3. The method according to claim 1, characterized in that, The spawn points include a first spawn point and a second spawn point, which are symmetrically arranged on both sides of the display interface. The method further includes: Control the first particle emitted from the first spawn point to spiral towards the region where the second spawn point is located; Control the first particle emitted from the second spawn point to spiral towards the region where the first spawn point is located.

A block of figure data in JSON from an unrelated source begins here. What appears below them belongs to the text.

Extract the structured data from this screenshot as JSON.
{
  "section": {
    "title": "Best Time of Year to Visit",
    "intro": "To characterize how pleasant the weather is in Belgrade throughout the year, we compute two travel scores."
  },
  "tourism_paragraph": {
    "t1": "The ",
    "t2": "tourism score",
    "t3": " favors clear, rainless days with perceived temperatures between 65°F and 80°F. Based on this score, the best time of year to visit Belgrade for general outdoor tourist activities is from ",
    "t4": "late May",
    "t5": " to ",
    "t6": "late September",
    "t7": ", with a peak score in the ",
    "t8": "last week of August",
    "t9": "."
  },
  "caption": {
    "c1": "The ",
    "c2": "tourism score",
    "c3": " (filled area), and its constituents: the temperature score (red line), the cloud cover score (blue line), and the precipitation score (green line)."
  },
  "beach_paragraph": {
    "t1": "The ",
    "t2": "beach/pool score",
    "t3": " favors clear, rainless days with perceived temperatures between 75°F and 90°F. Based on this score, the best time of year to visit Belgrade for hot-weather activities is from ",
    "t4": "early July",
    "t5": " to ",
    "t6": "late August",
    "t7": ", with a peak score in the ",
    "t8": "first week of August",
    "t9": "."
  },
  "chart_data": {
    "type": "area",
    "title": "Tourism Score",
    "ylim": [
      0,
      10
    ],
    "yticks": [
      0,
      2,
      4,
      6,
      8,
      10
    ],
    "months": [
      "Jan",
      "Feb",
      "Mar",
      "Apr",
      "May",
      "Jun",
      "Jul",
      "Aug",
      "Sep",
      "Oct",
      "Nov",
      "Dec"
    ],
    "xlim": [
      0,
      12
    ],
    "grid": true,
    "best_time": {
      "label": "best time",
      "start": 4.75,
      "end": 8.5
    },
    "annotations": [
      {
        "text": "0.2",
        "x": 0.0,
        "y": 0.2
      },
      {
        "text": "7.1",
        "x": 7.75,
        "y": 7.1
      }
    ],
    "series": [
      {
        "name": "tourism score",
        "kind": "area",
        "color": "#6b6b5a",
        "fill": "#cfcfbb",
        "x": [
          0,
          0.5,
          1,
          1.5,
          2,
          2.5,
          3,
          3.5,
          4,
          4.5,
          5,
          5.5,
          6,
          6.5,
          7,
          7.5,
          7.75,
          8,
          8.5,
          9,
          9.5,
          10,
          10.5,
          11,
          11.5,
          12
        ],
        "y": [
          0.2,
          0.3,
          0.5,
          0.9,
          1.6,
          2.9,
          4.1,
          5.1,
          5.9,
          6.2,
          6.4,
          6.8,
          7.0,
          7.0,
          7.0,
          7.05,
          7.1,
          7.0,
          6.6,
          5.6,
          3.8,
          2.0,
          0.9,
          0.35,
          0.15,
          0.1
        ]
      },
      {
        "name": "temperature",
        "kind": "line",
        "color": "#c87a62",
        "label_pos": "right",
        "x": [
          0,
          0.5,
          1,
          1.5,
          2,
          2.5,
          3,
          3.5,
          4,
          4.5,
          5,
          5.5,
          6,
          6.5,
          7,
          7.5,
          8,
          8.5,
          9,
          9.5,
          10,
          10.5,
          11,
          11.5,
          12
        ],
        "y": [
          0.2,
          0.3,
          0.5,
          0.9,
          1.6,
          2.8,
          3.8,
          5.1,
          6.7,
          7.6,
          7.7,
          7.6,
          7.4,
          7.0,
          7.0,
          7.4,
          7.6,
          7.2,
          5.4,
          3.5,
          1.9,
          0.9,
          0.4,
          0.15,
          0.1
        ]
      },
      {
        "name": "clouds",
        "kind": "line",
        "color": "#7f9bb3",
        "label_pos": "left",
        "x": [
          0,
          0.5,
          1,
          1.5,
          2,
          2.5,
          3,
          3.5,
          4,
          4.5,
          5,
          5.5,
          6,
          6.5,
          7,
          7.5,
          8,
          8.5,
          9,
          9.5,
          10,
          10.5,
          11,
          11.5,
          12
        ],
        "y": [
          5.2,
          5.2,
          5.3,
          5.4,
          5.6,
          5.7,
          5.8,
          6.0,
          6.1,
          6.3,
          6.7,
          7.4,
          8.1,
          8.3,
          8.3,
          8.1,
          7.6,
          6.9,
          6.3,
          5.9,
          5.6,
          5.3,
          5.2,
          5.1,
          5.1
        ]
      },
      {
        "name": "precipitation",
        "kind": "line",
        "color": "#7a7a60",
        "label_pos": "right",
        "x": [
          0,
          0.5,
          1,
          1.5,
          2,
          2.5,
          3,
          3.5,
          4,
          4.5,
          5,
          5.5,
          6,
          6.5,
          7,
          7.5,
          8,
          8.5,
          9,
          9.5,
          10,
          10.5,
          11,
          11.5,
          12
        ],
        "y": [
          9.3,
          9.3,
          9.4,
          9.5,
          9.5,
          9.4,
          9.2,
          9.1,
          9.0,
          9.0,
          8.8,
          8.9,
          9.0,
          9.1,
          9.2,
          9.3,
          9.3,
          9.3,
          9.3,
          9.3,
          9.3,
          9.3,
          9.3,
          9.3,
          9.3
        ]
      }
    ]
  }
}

4. The method according to claim 1, characterized in that, The method further includes: The movement progress of the first particle is detected, and the movement progress characterizes the degree of movement of the first particle from the birth point to the end point; The size of the first particle is controlled based on its movement progress.

5. The method according to claim 4, characterized in that, The step of controlling the size change of the first particle according to the movement progress of the first particle includes: When the first particle's movement progress enters the first stage, the size of the first particle is controlled to increase as the movement progress increases; When the movement progress of the first particle changes from the first stage to the second stage, the size of the first particle remains unchanged; When the movement progress of the first particle changes from the second stage to the third stage, the size of the first particle is controlled to decrease as the movement progress increases.

6. The method according to claim 5, characterized in that, The method further includes: When the movement progress of the first particle changes from the second stage to the third stage, the transparency of the first particle is controlled to change from opaque to transparent.

7. The method according to claim 1, characterized in that, The control of the second particle to simulate the formation of a target pattern within the target area of ​​the display interface includes: The wave effect parameters and radial jitter parameters of the second particle are obtained. The wave effect parameters include wave direction, wave speed, wave amplitude, and wave frequency. The radial jitter parameters include jitter amplitude, jitter frequency, and jitter speed. The movement of the second particle is controlled according to the wave effect parameters and radial jitter parameters of the second particle to form the second motion effect.

8. A personal voice assistant image display device, characterized in that, The device includes: A processing module is configured to, in response to a trigger command, acquire a first particle and a second particle from a particle pool; obtain the motion path corresponding to the first particle based on its spawn point, and control the first particle to move along the motion path to form a first motion effect; wherein the spawn point is provided with a path set, the path set including multiple motion paths; and control the second particle to simulate forming a target pattern within a target area of ​​the display interface, and the second particle is evenly distributed on the target pattern to form a second motion effect; wherein the motion path of the first particle passes through the target area. The display module is used to display the first animation effect and the second animation effect.

9. A vehicle, characterized in that, It includes a processor and a memory, the memory storing programs or instructions that can run on the processor, the programs or instructions being executed by the processor to implement the steps of the image display method for a personal voice assistant as described in any one of claims 1 to 7.

10. A type of computer-readable storage medium, characterized in that, The computer-readable storage medium stores a computer program or computer-executable instructions, which, when executed by a processor, implement the steps of the image display method for a personal voice assistant as described in any one of claims 1 to 7.